Anti-Israel divestment push gains traction at US colleges


http://news.yahoo.com/anti-israel-divestment-push-gains-traction-us-colleges-050637043.html


NEW YORK (AP) — The ritual has become increasingly commonplace on many American college campuses: A student government body takes up Israeli policy toward the Palestinians and decides whether to demand their school divest from companies that work with the Jewish state.
In the United States, Israel's closest ally, the decade-old boycott-divestment-sanctions movement, or BDS, is making its strongest inroads on college campuses. No U.S. school has sold off stock and none is expected to do so anytime soon. Still, the current academic year is seeing an increasing number of divestment drives on campus. Since January, student governments at four universities have taken divestment votes.
While the campaigns unfold around resolutions largely proposed by chapters of Students for Justice in Palestine, outside groups have become increasingly involved.

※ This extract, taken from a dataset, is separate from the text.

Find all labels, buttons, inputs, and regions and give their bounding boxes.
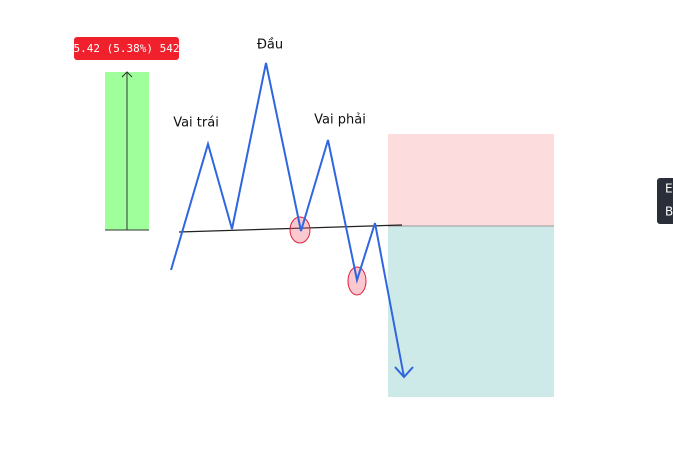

They include American Muslims for Palestine and the Quakers' American Friends Service Committee, on one side, to the American Israel Public Affairs Committee, or AIPAC, on the other.
The boycott-divestment-sanctions movement grew from a 2005 international call from Palestinian groups as an alternative to armed struggle over control of the West Bank, Gaza and east Jerusalem, which Israel captured in 1967 and Palestinians seek for an independent state.
BDS advocates say the movement, based on the campaign against South African apartheid decades ago, is aimed at Israeli policy, not Jews, in response to two decades of failed peace talks and expanded Israeli settlement of the West Bank and east Jerusalem.
But supporters of Israel say that boycotting the country is no way to make peace, especially since many BDS supporters do not differentiate between protesting Jewish settlements on occupied lands or Israel as a whole.
Only a few dozen student governments have cast ballots on divestment proposals since 2012. Of those votes, about a dozen have won passage. University administrators and boards, not student governments, oversee investments, and trustees have widely rejected divestment.
i think that the one thing leaders especially those on the right wing national and international have failed to consider throughout all these pissing matches that is the new generations here and coming are not embracing their philosophy's of right wing discrimination and bigotry, which will make all the bloodshed and saber wavering on the fast track to oblivion worldwide don't have an idea how long but it's on the way.  that does not mean give up the struggle by any means keep the porch light on so others may see and become involved the more the faster change is gonna come.  Americans remember the college students of the 60's and 70's, yes we can too.